Running a 32-bit program on a 64-bit architecture:
- is more efficient than running it on an older 32-bit architecture (almost solely due to CPU clock speed improvement compared to older 32/64 bit CPU generations)
- is less efficient than running the same application compiled into a 64-bit binary to take advantage of the 64-bit architecture, in particular, the ability to transfer 64 bits at once from/to memory.
When compiling a source into a 32-bit binary, the compiler will still use small buckets, instead of the larger available with the 64-bit data bus. This has the largest impact on execution speed, compared to the same application compiled to use large buckets.

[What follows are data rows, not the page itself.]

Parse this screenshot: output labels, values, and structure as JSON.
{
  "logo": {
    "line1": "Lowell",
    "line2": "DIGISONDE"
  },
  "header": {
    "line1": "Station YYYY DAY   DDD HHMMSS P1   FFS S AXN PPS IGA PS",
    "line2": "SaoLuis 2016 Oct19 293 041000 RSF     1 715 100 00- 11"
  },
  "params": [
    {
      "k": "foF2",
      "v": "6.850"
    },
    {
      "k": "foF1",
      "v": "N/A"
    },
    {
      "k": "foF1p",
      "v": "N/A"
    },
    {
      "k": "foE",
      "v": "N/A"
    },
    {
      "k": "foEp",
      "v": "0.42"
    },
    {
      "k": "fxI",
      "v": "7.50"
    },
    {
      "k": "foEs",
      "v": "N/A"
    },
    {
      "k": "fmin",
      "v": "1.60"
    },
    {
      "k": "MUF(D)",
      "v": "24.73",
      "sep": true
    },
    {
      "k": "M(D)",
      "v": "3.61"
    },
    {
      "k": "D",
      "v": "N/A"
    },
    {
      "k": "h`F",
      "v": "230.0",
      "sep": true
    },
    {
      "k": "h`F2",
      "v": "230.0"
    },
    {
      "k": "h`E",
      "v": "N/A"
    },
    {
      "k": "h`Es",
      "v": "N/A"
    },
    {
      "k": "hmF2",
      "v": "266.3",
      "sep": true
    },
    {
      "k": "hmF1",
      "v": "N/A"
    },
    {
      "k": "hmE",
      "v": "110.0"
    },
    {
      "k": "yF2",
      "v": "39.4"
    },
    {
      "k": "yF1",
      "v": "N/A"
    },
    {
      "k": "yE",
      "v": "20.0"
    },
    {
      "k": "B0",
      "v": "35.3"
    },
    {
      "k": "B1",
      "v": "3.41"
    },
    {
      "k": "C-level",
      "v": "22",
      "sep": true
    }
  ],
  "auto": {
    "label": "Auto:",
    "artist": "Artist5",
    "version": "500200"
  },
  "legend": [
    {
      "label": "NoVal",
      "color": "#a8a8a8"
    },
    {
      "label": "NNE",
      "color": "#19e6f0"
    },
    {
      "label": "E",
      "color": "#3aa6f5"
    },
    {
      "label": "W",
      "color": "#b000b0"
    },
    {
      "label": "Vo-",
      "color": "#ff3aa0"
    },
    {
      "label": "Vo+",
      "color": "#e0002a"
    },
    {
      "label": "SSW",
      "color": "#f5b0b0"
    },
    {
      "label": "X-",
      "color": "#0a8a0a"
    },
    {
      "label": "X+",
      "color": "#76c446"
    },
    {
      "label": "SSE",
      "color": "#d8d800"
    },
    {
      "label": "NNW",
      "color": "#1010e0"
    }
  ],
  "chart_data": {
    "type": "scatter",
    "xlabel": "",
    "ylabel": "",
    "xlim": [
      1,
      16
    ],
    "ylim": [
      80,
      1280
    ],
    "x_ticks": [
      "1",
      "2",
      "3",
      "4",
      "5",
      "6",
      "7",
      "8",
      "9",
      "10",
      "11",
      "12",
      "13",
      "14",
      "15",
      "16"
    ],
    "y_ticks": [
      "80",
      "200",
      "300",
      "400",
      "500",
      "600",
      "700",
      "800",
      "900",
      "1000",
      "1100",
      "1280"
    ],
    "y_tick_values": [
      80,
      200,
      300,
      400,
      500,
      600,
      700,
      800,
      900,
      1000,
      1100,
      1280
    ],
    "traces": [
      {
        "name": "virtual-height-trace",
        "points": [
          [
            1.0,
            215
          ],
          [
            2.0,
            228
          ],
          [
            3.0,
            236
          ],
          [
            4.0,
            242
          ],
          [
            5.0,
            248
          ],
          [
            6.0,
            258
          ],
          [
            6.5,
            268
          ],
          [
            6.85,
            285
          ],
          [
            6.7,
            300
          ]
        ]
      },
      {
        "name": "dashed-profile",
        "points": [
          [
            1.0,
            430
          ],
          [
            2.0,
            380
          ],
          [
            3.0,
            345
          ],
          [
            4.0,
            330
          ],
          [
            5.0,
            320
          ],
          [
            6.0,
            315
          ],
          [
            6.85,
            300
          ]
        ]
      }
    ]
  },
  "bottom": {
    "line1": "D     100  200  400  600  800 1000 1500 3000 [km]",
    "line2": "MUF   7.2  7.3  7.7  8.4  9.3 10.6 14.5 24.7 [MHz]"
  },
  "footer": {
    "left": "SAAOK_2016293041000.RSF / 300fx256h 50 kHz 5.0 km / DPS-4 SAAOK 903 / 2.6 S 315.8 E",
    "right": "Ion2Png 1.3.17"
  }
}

For information, the applications compiled into 16 bit Windows binaries (earlier versions of Windows running on 80-286 CPU with a 16-bit data bus) are not fully supported anymore, though there is still a possibility on Windows 10 to activate NTVDM.
The case of .NET, Java and other interpreted "byte-code"
While until recent years, compilers were used to translate a source program (e.g. a C++ source) into a machine language program, this method is now in regression.
The main problem is that machine language for some CPU is not the same than for another (think about differences between a smartphone using an ARM chip and a server using an Intel chip). You definitely can't use the same binary on both hardware, they are not talking the same language, and even if this were possible it would be inefficient on both machines due to the huge differences in how they work.
The current idea is to use an intermediate representation (IR) of the instructions, derived from the source. Java (Sun, sadly now Oracle) and IL (Microsoft) are such intermediate representations. The same IR file can be used on any OS supporting the IR.
Once the OS opens the file, it performs the final compilation into the "local" machine language understood by the actual CPU and taking into account the final architecture on which to run the program. For example, for Microsoft .NET, the universal version is executed by a CoreCLR virtual machine located on the final computer. There is usually no notion of data bus width in such intermediate languages, hence less and less application will have this n-bit prefix.
However we cannot forget the actual architecture, so there will be still 32 and 64 bit versions produced for the CoreCLR to optimize the final code, even if the application itself, at the IR level, is not optimized for a given architecture (only one IR version to download and install).